Replicating bacterium-vectored vaccine expressing SARS-CoV-2 Membrane and Nucleocapsid proteins protects against severe COVID-19-like disease in hamsters
Qingmei Jia,
Helle Bielefeldt-Ohmann,
Rachel M. Maison,
Saša Masleša-Galić,
Sarah K. Cooper,
Richard A. Bowen,
Marcus A. Horwitz
Affiliations
Qingmei Jia
Division of Infectious Diseases, Department of Medicine, 37-121 Center for Health Sciences, School of Medicine, University of California – Los Angeles
Helle Bielefeldt-Ohmann
School of Veterinary Science, University of Queensland
Rachel M. Maison
Department of Biomedical Sciences, Colorado State University
Saša Masleša-Galić
Division of Infectious Diseases, Department of Medicine, 37-121 Center for Health Sciences, School of Medicine, University of California – Los Angeles
Sarah K. Cooper
Department of Microbiology, Immunology, and Pathology, Colorado State University
Richard A. Bowen
Department of Biomedical Sciences, Colorado State University
Marcus A. Horwitz
Division of Infectious Diseases, Department of Medicine, 37-121 Center for Health Sciences, School of Medicine, University of California – Los Angeles
Abstract To generate an inexpensive readily manufactured COVID-19 vaccine, we employed the LVS ΔcapB vector platform, previously used to generate potent candidate vaccines against Select Agent diseases tularemia, anthrax, plague, and melioidosis. Vaccines expressing SARS-CoV-2 structural proteins are constructed using the LVS ΔcapB vector, a highly attenuated replicating intracellular bacterium, and evaluated for efficacy in golden Syrian hamsters, which develop severe COVID-19-like disease.
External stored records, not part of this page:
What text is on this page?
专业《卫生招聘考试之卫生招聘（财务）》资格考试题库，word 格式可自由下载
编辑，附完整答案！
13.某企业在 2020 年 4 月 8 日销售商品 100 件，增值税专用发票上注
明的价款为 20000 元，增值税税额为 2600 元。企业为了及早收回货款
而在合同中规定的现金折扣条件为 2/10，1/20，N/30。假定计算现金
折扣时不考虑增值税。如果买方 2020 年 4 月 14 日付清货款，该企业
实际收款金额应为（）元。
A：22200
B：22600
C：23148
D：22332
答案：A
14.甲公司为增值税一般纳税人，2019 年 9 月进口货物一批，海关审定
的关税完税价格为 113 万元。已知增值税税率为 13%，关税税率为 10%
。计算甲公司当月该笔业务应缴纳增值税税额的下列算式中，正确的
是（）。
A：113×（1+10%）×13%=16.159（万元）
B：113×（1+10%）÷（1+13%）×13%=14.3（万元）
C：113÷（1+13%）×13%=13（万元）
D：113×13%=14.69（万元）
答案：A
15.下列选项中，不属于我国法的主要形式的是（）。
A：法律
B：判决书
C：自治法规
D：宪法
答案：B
Hamsters immunized intradermally or intranasally with a vaccine co-expressing the Membrane and Nucleocapsid proteins and challenged 5 weeks later with a high dose of SARS-CoV-2 are protected against severe weight loss and lung pathology and show reduced viral loads in the oropharynx and lungs. Protection correlates with anti-Nucleocapsid antibody. This potent vaccine should be safe; inexpensive; easily manufactured, stored, and distributed; and given the high homology between Membrane and Nucleocapsid proteins of SARS-CoV and SARS-CoV-2, potentially serve as a universal vaccine against the SARS subset of pandemic causing β-coronaviruses.